Dr. Jason Glass, the new education director for the state of Iowa, doesn’t buy the assumption that graduates are fleeing Iowa to seek better wages.
“Iowa is in the middle of the pack in terms of teacher salary,” Glass said, “but we’re also a very low cost of living state. So that has an effect, right?”
Glass said it is important for college students to consider when entering school what wages can be expected for their chosen course of study. He said compensation reform for teachers should be implemented, however, advised those interested in teaching seek to avoid debt knowing their profession’s expected salaries.
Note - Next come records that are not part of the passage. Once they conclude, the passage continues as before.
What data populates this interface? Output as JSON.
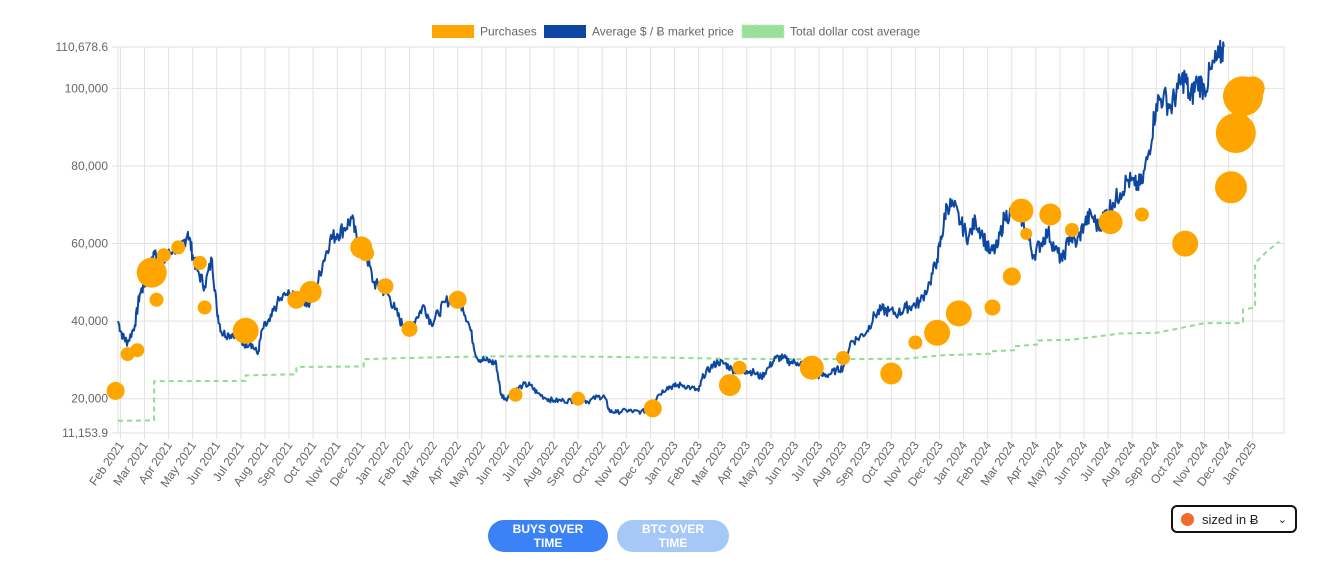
{
  "chart_data": {
    "type": "line",
    "legend": [
      {
        "label": "Purchases",
        "color": "#ffa500"
      },
      {
        "label": "Average $ / Ƀ market price",
        "color": "#0d47a1"
      },
      {
        "label": "Total dollar cost average",
        "color": "#90dc90"
      }
    ],
    "y_ticks": [
      {
        "label": "110,678.6",
        "value": 110678.6
      },
      {
        "label": "100,000",
        "value": 100000
      },
      {
        "label": "80,000",
        "value": 80000
      },
      {
        "label": "60,000",
        "value": 60000
      },
      {
        "label": "40,000",
        "value": 40000
      },
      {
        "label": "20,000",
        "value": 20000
      },
      {
        "label": "11,153.9",
        "value": 11153.9
      }
    ],
    "ylim": [
      11153.9,
      110678.6
    ],
    "x_ticks": [
      "Feb 2021",
      "Mar 2021",
      "Apr 2021",
      "May 2021",
      "Jun 2021",
      "Jul 2021",
      "Aug 2021",
      "Sep 2021",
      "Oct 2021",
      "Nov 2021",
      "Dec 2021",
      "Jan 2022",
      "Feb 2022",
      "Mar 2022",
      "Apr 2022",
      "May 2022",
      "Jun 2022",
      "Jul 2022",
      "Aug 2022",
      "Sep 2022",
      "Oct 2022",
      "Nov 2022",
      "Dec 2022",
      "Jan 2023",
      "Feb 2023",
      "Mar 2023",
      "Apr 2023",
      "May 2023",
      "Jun 2023",
      "Jul 2023",
      "Aug 2023",
      "Sep 2023",
      "Oct 2023",
      "Nov 2023",
      "Dec 2023",
      "Jan 2024",
      "Feb 2024",
      "Mar 2024",
      "Apr 2024",
      "May 2024",
      "Jun 2024",
      "Jul 2024",
      "Aug 2024",
      "Sep 2024",
      "Oct 2024",
      "Nov 2024",
      "Dec 2024",
      "Jan 2025"
    ],
    "xlim_months": [
      -0.1,
      48.3
    ],
    "market_price": [
      [
        -0.1,
        40000
      ],
      [
        0.1,
        36000
      ],
      [
        0.3,
        34500
      ],
      [
        0.6,
        39000
      ],
      [
        0.8,
        47000
      ],
      [
        1.0,
        49500
      ],
      [
        1.2,
        52000
      ],
      [
        1.4,
        58000
      ],
      [
        1.6,
        55000
      ],
      [
        1.9,
        56000
      ],
      [
        2.2,
        59000
      ],
      [
        2.5,
        58500
      ],
      [
        2.8,
        63000
      ],
      [
        3.0,
        57000
      ],
      [
        3.2,
        53000
      ],
      [
        3.5,
        49000
      ],
      [
        3.8,
        56000
      ],
      [
        4.0,
        43000
      ],
      [
        4.2,
        37000
      ],
      [
        4.5,
        36500
      ],
      [
        4.8,
        37000
      ],
      [
        5.1,
        34000
      ],
      [
        5.4,
        34500
      ],
      [
        5.7,
        31500
      ],
      [
        5.9,
        38000
      ],
      [
        6.2,
        40000
      ],
      [
        6.5,
        44500
      ],
      [
        6.9,
        47000
      ],
      [
        7.2,
        46000
      ],
      [
        7.5,
        47000
      ],
      [
        7.8,
        44000
      ],
      [
        8.1,
        48000
      ],
      [
        8.4,
        55000
      ],
      [
        8.7,
        61000
      ],
      [
        9.0,
        62500
      ],
      [
        9.3,
        64000
      ],
      [
        9.6,
        66500
      ],
      [
        9.9,
        58500
      ],
      [
        10.2,
        57500
      ],
      [
        10.5,
        50000
      ],
      [
        10.8,
        48500
      ],
      [
        11.1,
        47000
      ],
      [
        11.4,
        43000
      ],
      [
        11.7,
        39000
      ],
      [
        12.0,
        38000
      ],
      [
        12.3,
        41000
      ],
      [
        12.6,
        44000
      ],
      [
        12.9,
        39500
      ],
      [
        13.2,
        42000
      ],
      [
        13.5,
        45000
      ],
      [
        13.9,
        46000
      ],
      [
        14.2,
        44000
      ],
      [
        14.5,
        38500
      ],
      [
        14.8,
        30500
      ],
      [
        15.1,
        30000
      ],
      [
        15.4,
        29500
      ],
      [
        15.6,
        29000
      ],
      [
        15.8,
        21000
      ],
      [
        16.0,
        20000
      ],
      [
        16.3,
        21500
      ],
      [
        16.7,
        23500
      ],
      [
        17.0,
        23500
      ],
      [
        17.3,
        21500
      ],
      [
        17.7,
        20000
      ],
      [
        18.0,
        19500
      ],
      [
        18.4,
        19500
      ],
      [
        18.8,
        19500
      ],
      [
        19.1,
        20200
      ],
      [
        19.4,
        19200
      ],
      [
        19.8,
        20500
      ],
      [
        20.1,
        20500
      ],
      [
        20.3,
        16800
      ],
      [
        20.6,
        16500
      ],
      [
        21.0,
        17000
      ],
      [
        21.3,
        16700
      ],
      [
        21.6,
        16600
      ],
      [
        22.0,
        17200
      ],
      [
        22.3,
        20800
      ],
      [
        22.7,
        23000
      ],
      [
        23.0,
        23200
      ],
      [
        23.3,
        23600
      ],
      [
        23.7,
        22800
      ],
      [
        24.0,
        22000
      ],
      [
        24.2,
        26000
      ],
      [
        24.5,
        28000
      ],
      [
        24.8,
        29500
      ],
      [
        25.1,
        29000
      ],
      [
        25.4,
        27500
      ],
      [
        25.7,
        27000
      ],
      [
        26.0,
        27200
      ],
      [
        26.3,
        26800
      ],
      [
        26.6,
        25500
      ],
      [
        26.9,
        28000
      ],
      [
        27.2,
        30500
      ],
      [
        27.5,
        30500
      ],
      [
        27.8,
        29500
      ],
      [
        28.1,
        29300
      ],
      [
        28.5,
        29000
      ],
      [
        28.8,
        26000
      ],
      [
        29.1,
        26000
      ],
      [
        29.4,
        26200
      ],
      [
        29.7,
        27300
      ],
      [
        30.0,
        28000
      ],
      [
        30.3,
        34500
      ],
      [
        30.6,
        35500
      ],
      [
        31.0,
        37500
      ],
      [
        31.3,
        41500
      ],
      [
        31.6,
        43000
      ],
      [
        31.9,
        42500
      ],
      [
        32.3,
        42000
      ],
      [
        32.6,
        43500
      ],
      [
        32.9,
        44000
      ],
      [
        33.2,
        45000
      ],
      [
        33.6,
        50000
      ],
      [
        33.9,
        56000
      ],
      [
        34.1,
        62000
      ],
      [
        34.3,
        70000
      ],
      [
        34.6,
        69500
      ],
      [
        34.9,
        65000
      ],
      [
        35.2,
        61500
      ],
      [
        35.5,
        66000
      ],
      [
        35.8,
        62000
      ],
      [
        36.1,
        57500
      ],
      [
        36.4,
        59000
      ],
      [
        36.7,
        67000
      ],
      [
        37.0,
        68000
      ],
      [
        37.3,
        68500
      ],
      [
        37.6,
        63000
      ],
      [
        37.9,
        57000
      ],
      [
        38.2,
        60000
      ],
      [
        38.5,
        63000
      ],
      [
        38.8,
        58500
      ],
      [
        39.1,
        55500
      ],
      [
        39.4,
        62000
      ],
      [
        39.7,
        60000
      ],
      [
        40.0,
        65000
      ],
      [
        40.3,
        67500
      ],
      [
        40.6,
        64000
      ],
      [
        40.9,
        68000
      ],
      [
        41.2,
        70500
      ],
      [
        41.5,
        73000
      ],
      [
        41.8,
        76500
      ],
      [
        42.1,
        75000
      ],
      [
        42.4,
        75500
      ],
      [
        42.7,
        84000
      ],
      [
        43.0,
        96000
      ],
      [
        43.3,
        98000
      ],
      [
        43.6,
        95000
      ],
      [
        43.9,
        100000
      ],
      [
        44.2,
        103000
      ],
      [
        44.4,
        97000
      ],
      [
        44.7,
        102000
      ],
      [
        45.0,
        100000
      ],
      [
        45.3,
        105000
      ],
      [
        45.6,
        108000
      ],
      [
        45.8,
        110678.6
      ]
    ],
    "dca": [
      [
        -0.1,
        14300
      ],
      [
        1.4,
        14400
      ],
      [
        1.4,
        24500
      ],
      [
        5.2,
        24600
      ],
      [
        5.2,
        26000
      ],
      [
        7.3,
        26300
      ],
      [
        7.3,
        28200
      ],
      [
        10.1,
        28300
      ],
      [
        10.1,
        30200
      ],
      [
        12.6,
        30600
      ],
      [
        15.1,
        30900
      ],
      [
        17.6,
        30900
      ],
      [
        20.1,
        30800
      ],
      [
        22.6,
        30600
      ],
      [
        25.1,
        30300
      ],
      [
        27.6,
        30200
      ],
      [
        30.1,
        30200
      ],
      [
        32.6,
        30300
      ],
      [
        34.1,
        31200
      ],
      [
        36.1,
        31600
      ],
      [
        36.1,
        32200
      ],
      [
        37.1,
        32500
      ],
      [
        37.1,
        33500
      ],
      [
        38.1,
        34000
      ],
      [
        38.1,
        35000
      ],
      [
        39.5,
        35200
      ],
      [
        41.5,
        36800
      ],
      [
        43.0,
        37000
      ],
      [
        44.0,
        38200
      ],
      [
        45.0,
        39500
      ],
      [
        46.6,
        39500
      ],
      [
        46.6,
        43000
      ],
      [
        47.1,
        43500
      ],
      [
        47.1,
        55000
      ],
      [
        47.6,
        58000
      ],
      [
        48.1,
        60500
      ]
    ],
    "purchases": [
      [
        -0.2,
        22000,
        9
      ],
      [
        0.3,
        31500,
        7
      ],
      [
        0.7,
        32500,
        7
      ],
      [
        1.3,
        52500,
        15
      ],
      [
        1.5,
        45500,
        7
      ],
      [
        1.8,
        57000,
        7
      ],
      [
        2.4,
        59000,
        7
      ],
      [
        3.3,
        55000,
        7
      ],
      [
        3.5,
        43500,
        7
      ],
      [
        5.2,
        37500,
        13
      ],
      [
        7.3,
        45500,
        9
      ],
      [
        7.9,
        47500,
        11
      ],
      [
        10.0,
        59000,
        11
      ],
      [
        10.2,
        57500,
        8
      ],
      [
        11.0,
        49000,
        8
      ],
      [
        12.0,
        38000,
        8
      ],
      [
        14.0,
        45500,
        9
      ],
      [
        16.4,
        21000,
        7
      ],
      [
        19.0,
        20000,
        7
      ],
      [
        22.1,
        17500,
        9
      ],
      [
        25.3,
        23500,
        11
      ],
      [
        25.7,
        28000,
        7
      ],
      [
        28.7,
        28000,
        12
      ],
      [
        30.0,
        30500,
        7
      ],
      [
        32.0,
        26500,
        11
      ],
      [
        33.0,
        34500,
        7
      ],
      [
        33.9,
        37000,
        13
      ],
      [
        34.8,
        42000,
        13
      ],
      [
        36.2,
        43500,
        8
      ],
      [
        37.0,
        51500,
        9
      ],
      [
        37.4,
        68500,
        12
      ],
      [
        37.6,
        62500,
        6
      ],
      [
        38.6,
        67500,
        11
      ],
      [
        39.5,
        63500,
        7
      ],
      [
        41.1,
        65500,
        12
      ],
      [
        42.4,
        67500,
        7
      ],
      [
        44.2,
        60000,
        13
      ],
      [
        46.1,
        74500,
        16
      ],
      [
        46.3,
        88500,
        20
      ],
      [
        46.6,
        98000,
        20
      ],
      [
        47.0,
        100000,
        12
      ]
    ]
  },
  "controls": {
    "buys_over_time": "BUYS OVER TIME",
    "btc_over_time": "BTC OVER TIME",
    "size_select": "sized in Ƀ",
    "size_select_caret": "⌄"
  }
}
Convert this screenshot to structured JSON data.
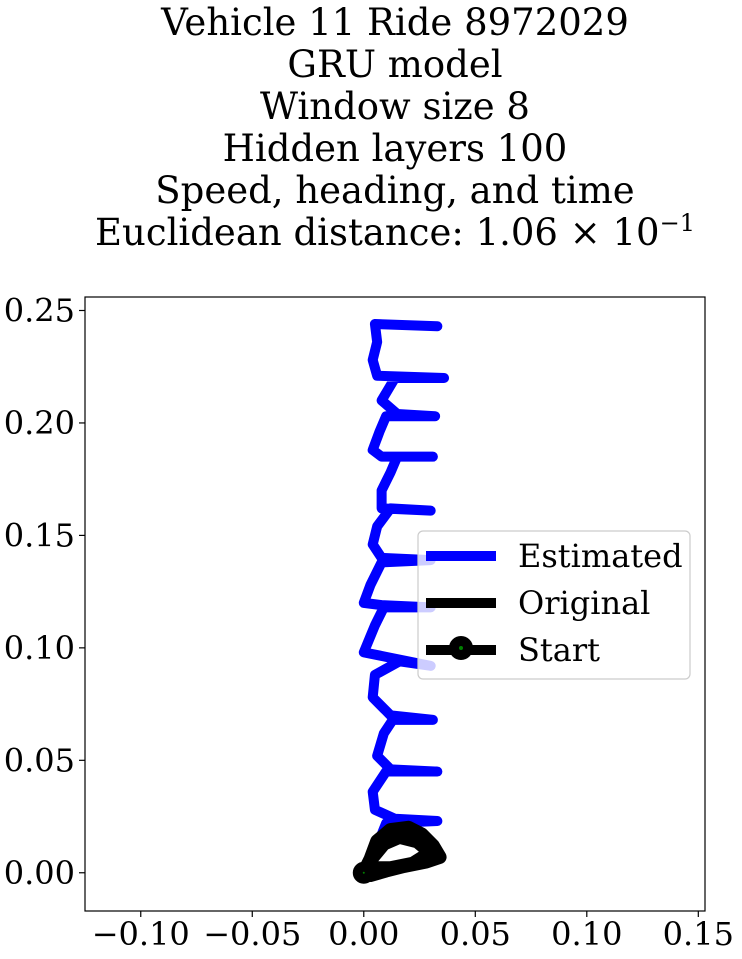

“What we know about compensation based on research is it’s an important factor in attracting and keeping talent,” Glass elaborated. “But it’s not something that sort of inspires and pushes people to higher level of performance. So I think as a compensation strategy for the state we should be trying to think about how we use the limited resources that we have to offer a starting teaching salary that attracts high-caliber people into the field and keeps them in the field.
Glass did say Iowa has a tough attrition problem early on in the teaching field. Yet, he believes there are other factors not necessarily related to salaries that impact the ability to keep teachers in Iowa.
Harshman said the issue for doctors and lawyers isn’t being able to afford a Mercedes Benz. Rather it’s the ability to live comfortably in a small-town setting. Research shows teachers are generally better paid in urban areas over rural, and other factors such as limited possibility for professional achievements work against rural school districts.
When Glass was announced as Gov. Terry Branstad‘s pick for education chief, he told The Iowa Independent he’d like to look into a way to help with tuition assistance or forgiveness for prospective teachers in Iowa. With a high profile education summit occurring this summer in Iowa, and U.S. Secretary of Education Arne Duncan scheduled to be the keynote speaker, Glass said that’s still in the cards for the state.
“I think it would be safe to say that we will be putting forth some options for consideration of the legislature that would involve tuition forgiveness, or scholarships, or some kind of student loan forgiveness in exchange for so-many years of teaching,” Glass said, “Or perhaps something like Teach for America.”
He said it would be a central part of a comprehensive reform effort.
Although funding for higher education may still decline for FY 2012, the Branstad administration has also launched a blog focused on education. In conjunction with Iowa Student Loan, they have also started the “Student Loan Game Plan” to help students understand debt when entering college. They also teamed with the College Student Aid Commission to open a financial literacy website.